His sleek operation at home sees mainly private sales of dogs, but he also uses online sales, which he says have boomed in popularity since the Covid-19 pandemic. 

Kevin says: "Online sales have exposed sheepdogs to the public eye and highlighted high prices, but the turnover and trade have not really changed. Using online sales, it is easy for people to advertise dogs and videos of them working – it can eliminate travel for buyers."

Among many high prices – including a world-record price of £20,000 in 2020 for the highest price ever paid for a dog at an official sale, with a tri-coloured bitch, Henna – Kevin says the excitement in breeding never dulls.   

Kevin aims to always have something for sale at every stage of a dog's life, from a pup to a working/trial dog. He admits all his best dogs have been for sale at some point, but some make his team as they develop.   

"The breeding is a huge part of what keeps me in the game; every litter of pups is different, with every dog having a different personality and skillset.   

"I do not have one style of dog; they are all different, and I like to see different things in dogs I can work with. They require a natural focus and drive to be trained, as they do not see a lot of general work.   

"I can work with all different faults – like the handler, no dog is perfect, but I seek a dog with a natural ability, which is keen to work with energy along with speed and a good outrun," he says.  

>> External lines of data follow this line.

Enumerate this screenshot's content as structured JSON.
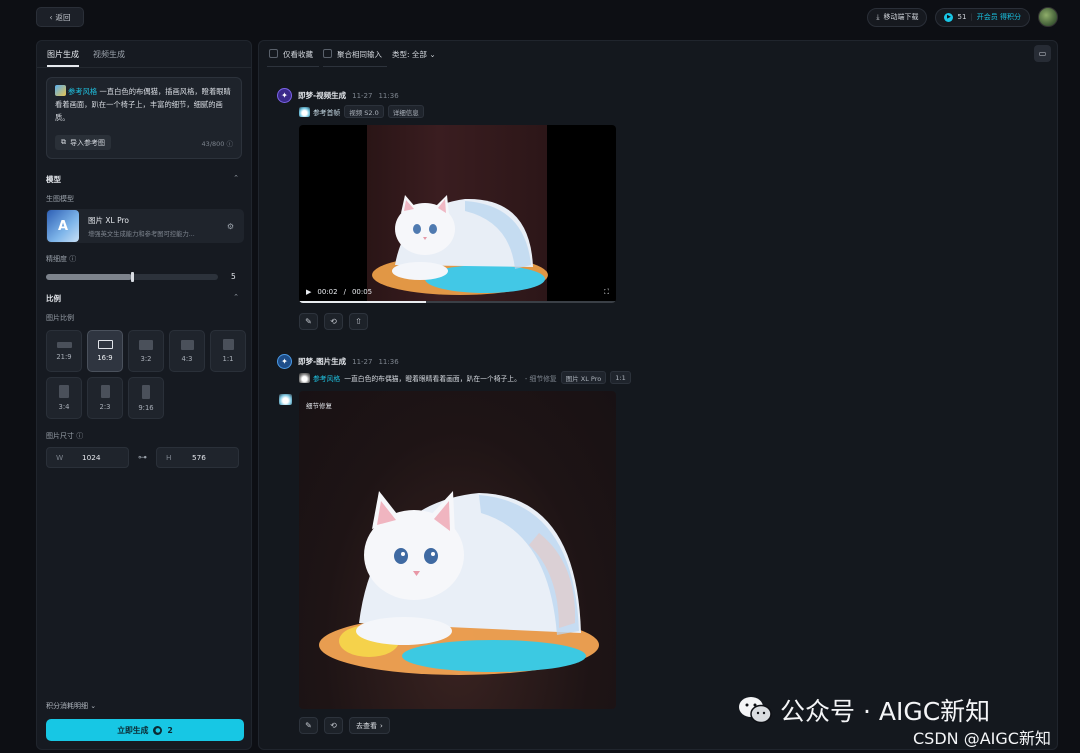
{
  "topbar": {
    "back_label": "返回",
    "mobile_download": "移动端下载",
    "points": "51",
    "vip_label": "开会员 得积分"
  },
  "left": {
    "tabs": [
      "图片生成",
      "视频生成"
    ],
    "active_tab": "图片生成",
    "prompt": {
      "tag": "参考风格",
      "text": "一直白色的布偶猫，插画风格，瞪着眼睛看着画面，趴在一个椅子上，丰富的细节，细腻的画质。",
      "import_label": "导入参考图",
      "counter": "43/800"
    },
    "model_section": "模型",
    "model_sub": "生图模型",
    "model": {
      "name": "图片 XL Pro",
      "desc": "增强英文生成能力和参考图可控能力...",
      "thumb_letter": "A"
    },
    "detail_label": "精细度",
    "detail_value": 5,
    "detail_fraction": 0.5,
    "ratio_section": "比例",
    "ratio_sub": "图片比例",
    "ratios": [
      "21:9",
      "16:9",
      "3:2",
      "4:3",
      "1:1",
      "3:4",
      "2:3",
      "9:16"
    ],
    "active_ratio": "16:9",
    "size_label": "图片尺寸",
    "width_label": "W",
    "width": "1024",
    "height_label": "H",
    "height": "576",
    "cost_label": "积分消耗明细",
    "generate_label": "立即生成",
    "generate_cost": "2"
  },
  "main": {
    "filter_fav": "仅看收藏",
    "filter_merge": "聚合相同输入",
    "filter_type": "类型: 全部",
    "entries": [
      {
        "title": "即梦-视频生成",
        "date": "11-27",
        "time": "11:36",
        "ref_label": "参考首帧",
        "chips": [
          "视频 S2.0",
          "详细信息"
        ],
        "time_current": "00:02",
        "time_total": "00:05",
        "progress": 0.4
      },
      {
        "title": "即梦-图片生成",
        "date": "11-27",
        "time": "11:36",
        "ref_label": "参考风格",
        "prompt": "一直白色的布偶猫，瞪着眼睛看着画面，趴在一个椅子上。",
        "suffix": "- 细节修复",
        "chips": [
          "图片 XL Pro",
          "1:1"
        ],
        "badge": "细节修复",
        "more_label": "去查看"
      }
    ]
  },
  "watermark": {
    "text": "公众号 · AIGC新知",
    "csdn": "CSDN @AIGC新知"
  }
}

But not all dogs are trial dogs, and Kevin wants to breed something that will deliver on the stake but also with the ability to find sheep in an open field or hill and not run blind.  

Training in the paddock

With a big team of dogs, Kevin rotates them around the trials with many variable favours including the sheep, judges, course and upcoming trials. Dogs will typically run from four to eight years old. However, one that has exceeded this is 10-year-old queen of the kennel Preseli Ci – one of the most influential dogs in Kevin's career. Preseli Ci is a two-time international winner in 2016 and 2018, champion of every major UK trial, and the only dog allowed in the house.  

But he believes Tanhill Glen, which he calls the ‘backbone of the kennel', influenced his breeding.  

Breeders with contact you if they think they have your style of dog and 10 years ago I purchased 15 month old Glen. He is the type of dog that will leave his stamp on a litter, providing consistency in ability," he says. 

Glen went on to win the European nursery champion in 2015 and was reserve Welsh Nursery champion before being sold to Texas as a three year old. 

After four years in the USA, he returned to Wales for a summer with his owner, Steve Drake. After seeing Glen's bond with Kevin and the quality of his offspring, Steve generously left Glen in Brecon to finish his career.

Handling multiple dogs at once

The understanding is something Kevin says is a different relationship between every handler and their dog.  

He says: "It is hard to describe my style, and to the unknown eye you cannot tell the difference. It is an art in the way you handle the dog, and the dog handles the sheep. As a team, we want to control all sheep in the same cool, calm manner that makes sheep comfortable and look easy."